For context, read our less than complimentary review of Fedora 34 (nothing personal, Dan!). Besides the usual wholesale breakage of add-ons with each GNOME update, GNOME 40 also broke colour profiles and most importantly had a dramatic reduction in graphics performance. Mucking with GPU performance settings, which seemed to work for other users on x86_64, didn't appear to make much difference in my case. Daniel's discovery, mentioned in the comments, was that one of the major underlying libraries graphene had support for gcc vector intrinsics but it wasn't using them on anything but x86_64.

So, before I brought this Fedora 34 Talos II back to the desktop (remember that I boot to a text login), I downloaded the sources for the version of graphene (1.10) used in Fedora 34 release and applied his patch. You'll need meson (at least 0.50.1), gobject-introspection-devel, gtk-doc, and gobject-2.0 (at least 2.30.0), and of course gcc, so make a quick dnf trip, unpack the source, apply his very trivial patch and mkdir build; cd build; meson ..;ninja to kick it off. (I also threw a common_cflags += ['-O3', '-mcpu=power9'] in meson.build to juice it a little more.) I backed up the old /lib64/libgraphene-1.0.so.0.1000.6 (it says 1.0, but it's 1.10) and replaced it with the one you'll find in build/src, and then did a startx to bring up GNOME.

The result?
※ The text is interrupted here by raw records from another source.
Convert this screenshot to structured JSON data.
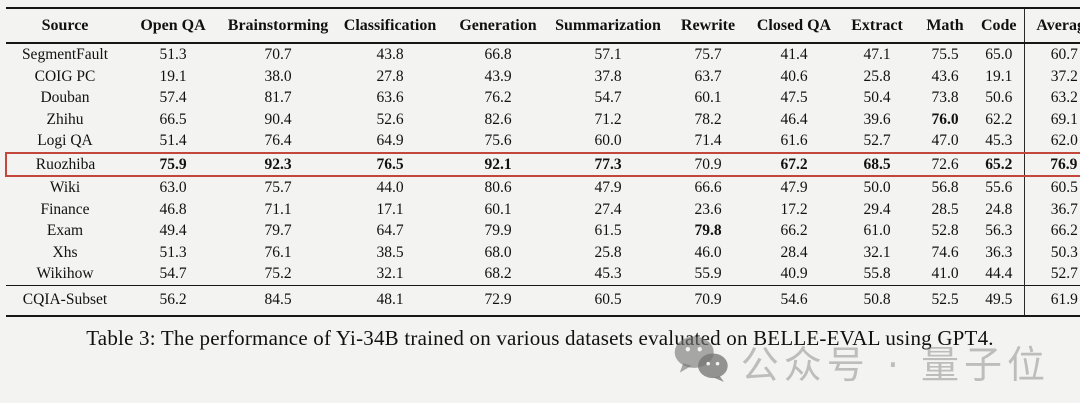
{
  "table": {
    "columns": [
      "Source",
      "Open QA",
      "Brainstorming",
      "Classification",
      "Generation",
      "Summarization",
      "Rewrite",
      "Closed QA",
      "Extract",
      "Math",
      "Code",
      "Average"
    ],
    "rows": [
      {
        "source": "SegmentFault",
        "values": [
          "51.3",
          "70.7",
          "43.8",
          "66.8",
          "57.1",
          "75.7",
          "41.4",
          "47.1",
          "75.5",
          "65.0",
          "60.7"
        ],
        "bold_value_indices": [],
        "highlighted": false,
        "section": "main"
      },
      {
        "source": "COIG PC",
        "values": [
          "19.1",
          "38.0",
          "27.8",
          "43.9",
          "37.8",
          "63.7",
          "40.6",
          "25.8",
          "43.6",
          "19.1",
          "37.2"
        ],
        "bold_value_indices": [],
        "highlighted": false,
        "section": "main"
      },
      {
        "source": "Douban",
        "values": [
          "57.4",
          "81.7",
          "63.6",
          "76.2",
          "54.7",
          "60.1",
          "47.5",
          "50.4",
          "73.8",
          "50.6",
          "63.2"
        ],
        "bold_value_indices": [],
        "highlighted": false,
        "section": "main"
      },
      {
        "source": "Zhihu",
        "values": [
          "66.5",
          "90.4",
          "52.6",
          "82.6",
          "71.2",
          "78.2",
          "46.4",
          "39.6",
          "76.0",
          "62.2",
          "69.1"
        ],
        "bold_value_indices": [
          8
        ],
        "highlighted": false,
        "section": "main"
      },
      {
        "source": "Logi QA",
        "values": [
          "51.4",
          "76.4",
          "64.9",
          "75.6",
          "60.0",
          "71.4",
          "61.6",
          "52.7",
          "47.0",
          "45.3",
          "62.0"
        ],
        "bold_value_indices": [],
        "highlighted": false,
        "section": "main"
      },
      {
        "source": "Ruozhiba",
        "values": [
          "75.9",
          "92.3",
          "76.5",
          "92.1",
          "77.3",
          "70.9",
          "67.2",
          "68.5",
          "72.6",
          "65.2",
          "76.9"
        ],
        "bold_value_indices": [
          0,
          1,
          2,
          3,
          4,
          6,
          7,
          9,
          10
        ],
        "highlighted": true,
        "section": "main"
      },
      {
        "source": "Wiki",
        "values": [
          "63.0",
          "75.7",
          "44.0",
          "80.6",
          "47.9",
          "66.6",
          "47.9",
          "50.0",
          "56.8",
          "55.6",
          "60.5"
        ],
        "bold_value_indices": [],
        "highlighted": false,
        "section": "main"
      },
      {
        "source": "Finance",
        "values": [
          "46.8",
          "71.1",
          "17.1",
          "60.1",
          "27.4",
          "23.6",
          "17.2",
          "29.4",
          "28.5",
          "24.8",
          "36.7"
        ],
        "bold_value_indices": [],
        "highlighted": false,
        "section": "main"
      },
      {
        "source": "Exam",
        "values": [
          "49.4",
          "79.7",
          "64.7",
          "79.9",
          "61.5",
          "79.8",
          "66.2",
          "61.0",
          "52.8",
          "56.3",
          "66.2"
        ],
        "bold_value_indices": [
          5
        ],
        "highlighted": false,
        "section": "main"
      },
      {
        "source": "Xhs",
        "values": [
          "51.3",
          "76.1",
          "38.5",
          "68.0",
          "25.8",
          "46.0",
          "28.4",
          "32.1",
          "74.6",
          "36.3",
          "50.3"
        ],
        "bold_value_indices": [],
        "highlighted": false,
        "section": "main"
      },
      {
        "source": "Wikihow",
        "values": [
          "54.7",
          "75.2",
          "32.1",
          "68.2",
          "45.3",
          "55.9",
          "40.9",
          "55.8",
          "41.0",
          "44.4",
          "52.7"
        ],
        "bold_value_indices": [],
        "highlighted": false,
        "section": "main"
      },
      {
        "source": "CQIA-Subset",
        "values": [
          "56.2",
          "84.5",
          "48.1",
          "72.9",
          "60.5",
          "70.9",
          "54.6",
          "50.8",
          "52.5",
          "49.5",
          "61.9"
        ],
        "bold_value_indices": [],
        "highlighted": false,
        "section": "footer"
      }
    ]
  },
  "caption": "Table 3: The performance of Yi-34B trained on various datasets evaluated on BELLE-EVAL using GPT4.",
  "watermark": {
    "icon": "wechat-icon",
    "text": "公众号 · 量子位"
  },
  "colors": {
    "background": "#f3f3f1",
    "rule": "#161616",
    "highlight_box": "#c4473b",
    "watermark_gray": "#7d7d7d"
  }
}
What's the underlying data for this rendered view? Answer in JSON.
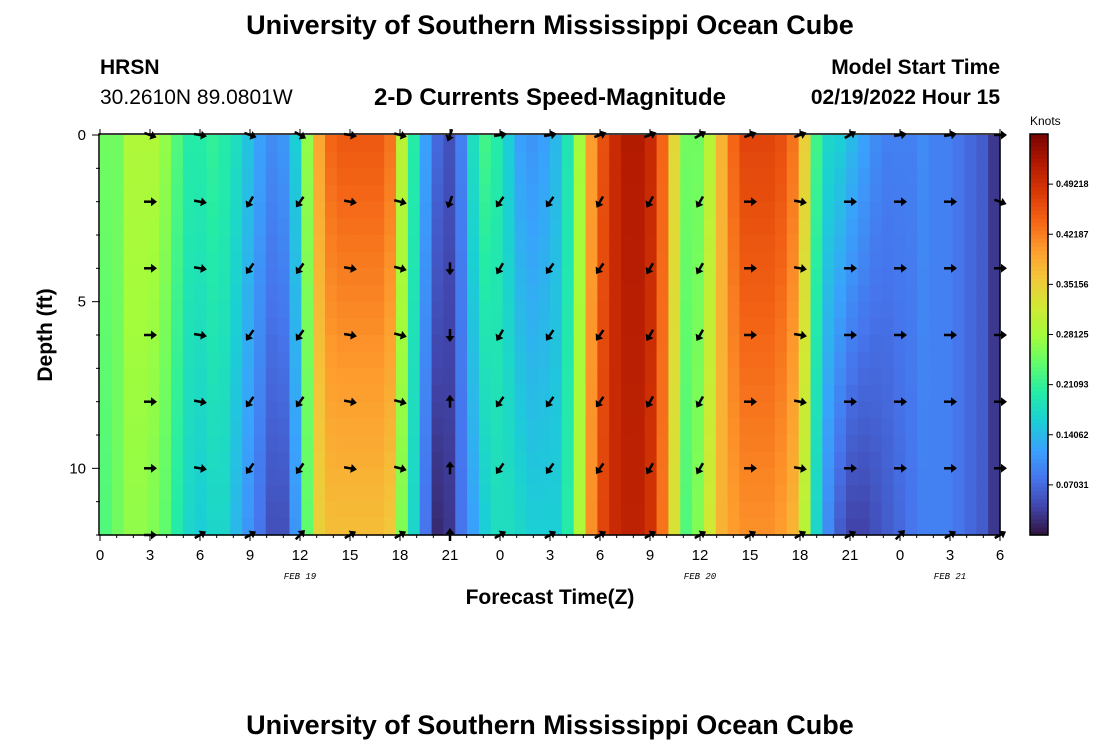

Not only didn't it crash, but dang is it buttah. I didn't test Wayland, because Wayland, but I would be very surprised if it didn't improve as much as X11 did — desktop performance is now just about back to Fedora 33 level, with only rare stuttering, even when I turned all GNOME animations back on. This also explains why mucking with the GPU performance settings didn't yield much improvement, because the GPU wasn't (at least primarily) the problem. Nice to have all that VSX and VMX doing something useful!

If you are using F34, you should just go ahead and do this; I've recommended to Dan Horák that this should be adopted for the official package, but the performance regression for me was so bad that I'm delighted I don't have to wait. If you don't want to build it yourself I uploaded a gzipped copy of .so I'm using to the Github pull request, but make sure you back up your old file before you replace it, don't replace it while GNOME is running, and you do so at your own risk (but you kept the old file so you can back it out, right?). The version I built is for POWER9, so don't run it on a POWER8. Naturally if you run Void PPC (because Daniel) you already have this change, but if you're on Fedora as I am, using F34 is suddenly a lot more pleasant.

Comments

  1. Hello, do you have a recommendation on how to make a clone/image backup of your Fedora installation before risking an upgrade? Just to be able to go back if the new version isn't good?